Sunday, September 18, 2011

Does the Hippocratic Oath Mean Anything Anymore

The Hippocratic Oath is a pledge medical professionals take promising to practice medicine ethically. Historically, the oath is traced back to the forerunner of modern medicine, Hippocrates. Originally written in Greek, the oath became comparable to a rite of passage for doctors and other medical pracitioners alike. The most modern translation of the medically moral pledge is:


"I swear to fulfill, to the best of my ability and judgment, this covenant:


I will respect the hard-won scientific gains of those physicians in whose steps I walk, and gladly share such knowledge as is mine with those who are to follow.

I will apply, for the benefit of the sick, all measures [that] are required, avoiding those twin traps of overtreatment and therapeutic nihilism.

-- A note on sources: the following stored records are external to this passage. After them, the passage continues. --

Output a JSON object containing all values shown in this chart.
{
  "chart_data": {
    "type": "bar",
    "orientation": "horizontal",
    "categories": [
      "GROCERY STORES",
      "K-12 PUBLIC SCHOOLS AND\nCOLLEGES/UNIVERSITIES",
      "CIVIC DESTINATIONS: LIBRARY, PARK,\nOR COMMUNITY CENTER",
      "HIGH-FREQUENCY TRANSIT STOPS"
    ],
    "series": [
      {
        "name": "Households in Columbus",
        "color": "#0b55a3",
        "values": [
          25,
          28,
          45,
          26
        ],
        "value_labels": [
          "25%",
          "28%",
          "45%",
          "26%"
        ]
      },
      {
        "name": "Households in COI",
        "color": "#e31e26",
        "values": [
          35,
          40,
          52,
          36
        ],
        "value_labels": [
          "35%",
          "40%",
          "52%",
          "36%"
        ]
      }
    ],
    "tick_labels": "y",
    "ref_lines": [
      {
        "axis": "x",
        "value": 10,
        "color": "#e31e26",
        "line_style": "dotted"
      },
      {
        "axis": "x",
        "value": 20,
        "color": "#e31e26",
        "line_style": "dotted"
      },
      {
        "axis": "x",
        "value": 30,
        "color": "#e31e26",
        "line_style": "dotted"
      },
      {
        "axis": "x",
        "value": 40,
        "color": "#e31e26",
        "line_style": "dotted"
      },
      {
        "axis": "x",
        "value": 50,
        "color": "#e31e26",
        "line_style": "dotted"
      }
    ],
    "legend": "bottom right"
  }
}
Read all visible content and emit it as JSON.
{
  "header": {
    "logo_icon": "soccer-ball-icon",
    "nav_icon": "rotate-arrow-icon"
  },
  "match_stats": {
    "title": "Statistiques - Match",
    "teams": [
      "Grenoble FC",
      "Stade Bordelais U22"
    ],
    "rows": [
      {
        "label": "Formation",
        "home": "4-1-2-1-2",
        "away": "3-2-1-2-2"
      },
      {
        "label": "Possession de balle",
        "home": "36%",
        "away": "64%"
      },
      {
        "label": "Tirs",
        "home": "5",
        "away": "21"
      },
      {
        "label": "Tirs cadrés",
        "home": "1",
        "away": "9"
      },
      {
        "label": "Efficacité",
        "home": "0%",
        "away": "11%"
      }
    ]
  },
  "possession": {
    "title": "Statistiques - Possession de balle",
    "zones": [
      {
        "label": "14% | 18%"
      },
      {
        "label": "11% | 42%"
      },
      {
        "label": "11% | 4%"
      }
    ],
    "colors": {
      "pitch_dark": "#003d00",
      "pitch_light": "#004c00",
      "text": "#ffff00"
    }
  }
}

I will remember that there is art to medicine as well as science, and that warmth, sympathy, and understanding may outweigh the surgeon's knife or the chemist's drug.
I will not be ashamed to say "I know not," nor will I fail to call in my colleagues when the skills of another are needed for a patient's recovery.
I will respect the privacy of my patients, for their problems are not disclosed to me that the world may know. Most especially must I tread with care in matters of life and death. If it is given to me to save a life, all thanks. But it may also be within my power to take a life; this awesome responsibility must be faced with great humbleness and awareness of my own frailty. Above all, I must not play at God.
I will remember that I do not treat a fever chart, a cancerous growth, but a sick human being, whose illness may affect the person's family and economic stability. My responsibility includes these related problems, if I am to care adequately for the sick.
I will prevent disease whenever I can, for prevention is preferable to cure.
I will remember that I remain a member of society, with special obligations to all my fellow human beings, those sound of mind and body as well as the infirm.
If I do not violate this oath, may I enjoy life and art, respected while I live and remembered with affection thereafter. May I always act so as to preserve the finest traditions of my calling and may I long experience the joy of healing those who seek my help."
I venture to ask, "What do these words even mean anymore?" This question is so pressing because when a person cannot afford health care in one of the most powerful countries in the world, these words seem to get lost in translation somehow. The percentage of Americans who do not currently have health care climbed to 49.9 million, an increase from 2009, according to the US Census Bureau's latest report.
With an unstable economy and job security being anything but secure with 26 states reporting an increase in jobless Americans and another 30 states seeing a decrease in payroll  employees, ailing Americans are more inclined to forego treatment due to cost rather than to take a $20, 000 trip to the emergency room. The fact that people are find themselves avoiding medical care because they just can't afford seems to negate all that the Hippocratic Oath was created to uphold. There is no integrity in medicine these days--- it's all business. When the less affluent need care the primary concern is not how can we assist this patient, rather, it is who is your insurance carrier. In my honest opinion based upon research and my own life experiences, Uncle Sam wants money, not cures. 

2 comments:

  1. I found this post interesting because I am a big believer in the Hippocratic Oath and doctors upholding everything it stands for but I do not agree with your interpretation.
    There is plenty of integrity in medicine, it is not all business. I have many doctors in my family who are not in the profession for the business but for the love of medicine and healing people. As are many of their partners.
    There, in all occupations, may be a few doctors who are more in the profession for the business but it is not a majority characteristic that can or should be associated with people in the medical profession.

    ReplyDelete
  2. I can see your point, but it was not my intention to call into question the individual integrity of the caregivers themselves, rather the establishment of healthcare as a whole in our country.